Based upon the topics addressed at each meeting, the Task Force invited experts to comment. The Texas Education Agency also had representatives present at each meeting. In addition, each meeting was attended by a variety of representatives from the State Board for Educator Certification, the Regional Education Service Centers as well as the offices of the Governor, Lieutenant Governor, Speaker of the House, Senate Education and House Public Education committees and legislative staff. A number of education organizations attended and gave comments including the Texas Business and Education Coalition, the Association of Texas Professional Educators, Texas Federation of Teachers, Texas Association of School Administrators and Texas Association of School Boards.

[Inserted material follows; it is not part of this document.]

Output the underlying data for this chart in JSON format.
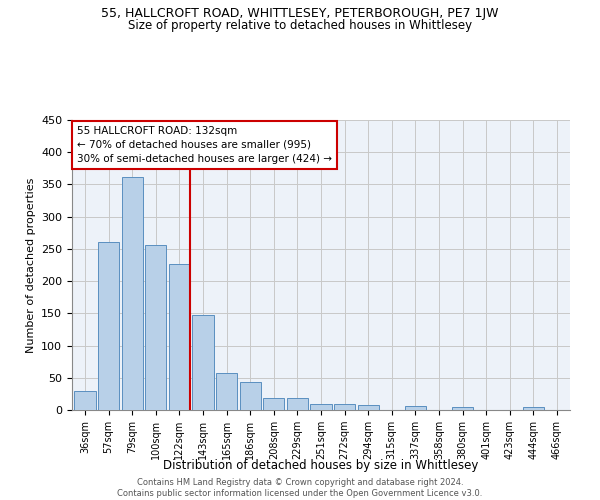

In addition to the one-on-one roundtable discussions, the Task Force members obtained teachers' and administrators' views on the adequacy of controls and the procedures prescribed to administer, collect and report PEIMS, dropout and TAAS data to the state. To help in this process, the Comptroller entered into an interlocal agreement with the University of Texas School of Social Work to administer a survey to 5,000 teachers and administrators.

The survey team extracted a stratified sample of names and addresses from the 1999 State Board for Educator Certification database of more than 338,000 names. Surveys were mailed to 4,737 teachers (94 percent of total) and 263 administrators (6 percent of total), a number that is proportionate to the database from which the names were drawn. Of the 5,000 surveys mailed, 1,515 (30 percent) were returned. Of those returned, 91.5 percent were teachers and 8.3 percent were administrators. The survey results were presented to the Task Force at the June 2000 meeting.